Eating With Hands
By Tris Marlis - Tuesday, Apr 02, 2013
Eating fried chicken with hand is an action that evokes the senses. From the moment your fingertips touch the surface of that fried chicken, your body sends a signal to your brain to anticipate the those crunchy bits of fried skin, juicy meat and when you end your meal with a finger lickin’ gesture, it’s satisfaction. Eating with hands is a common religious practice in many parts of the world, including Asia, Africa and the Middle East.
In a recent article by the New York Times, Vinita Chopra Jacinto, an instructor at the California Culinary Academy in San Francisco stated that Indians eat with their hands because they believe that food nourishes the mind, intellect and spirit. She also says that this practice builds a sensuous connection to the food, encourages mindful eating and raises awareness. Cutlery is seen as a barrier, and emotionless, like a weapon.
We interviewed a young Sri Lankan, Joy Kumari, whose reason to eat with hand is simple: “Somehow, I feel that food taste better when you eat with hand.” For her, it’s also a practice that signifies togetherness, “It’s a tradition, especially during family gathering. My mother would teach the younger kids how to eat with their hands, I am a pro now.”
Scientifically, a recent research found that eating with hand sends signal to our brain that forces our body to release hormone and enzyme which help with the digestive system. Scientists also encourage children under 12 years old to use hand to eat as it helps with the fine motor development.

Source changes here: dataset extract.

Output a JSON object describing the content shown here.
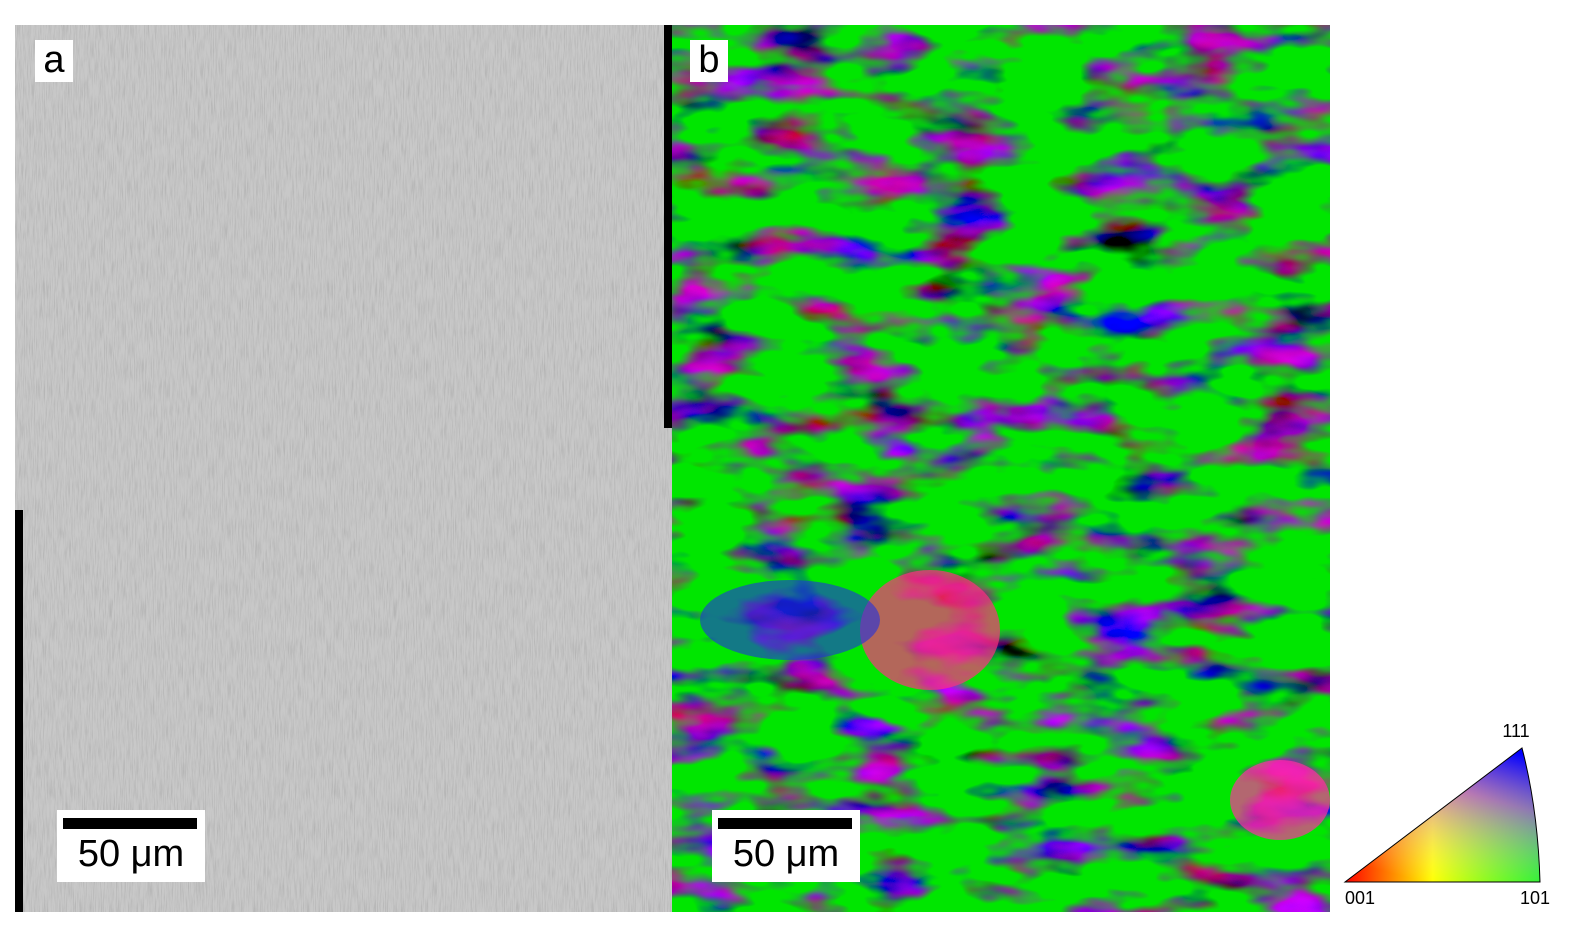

The secret to gracefully eat with fingers is to use your thumb. Form a little pile of rice on your plate, scoop it up with a twist of your wrist and use your thumb to push the food past a grove created by the fingers and into the mouth (without putting fingers in).
Meat with bones, such as pork ribs, fried chicken wings and fried fish are best eaten with hands, as it allows you to pick up even the smallest pieces of meat off the bone. Rice dishes like nasi padang and nasi briyani are also meant to be eaten with your fingers, as their strong aroma of spices will linger as a memento of a really good meal.
My 75-year-old grandmother who is an Indonesian Chinese will ditch utensils whenever she can, and she always tells us: “Fork and spoon are man-made. Eating with hand is the most natural way of eating.” And of course, it makes food even more finger licking good as it’s a multisensory engagement.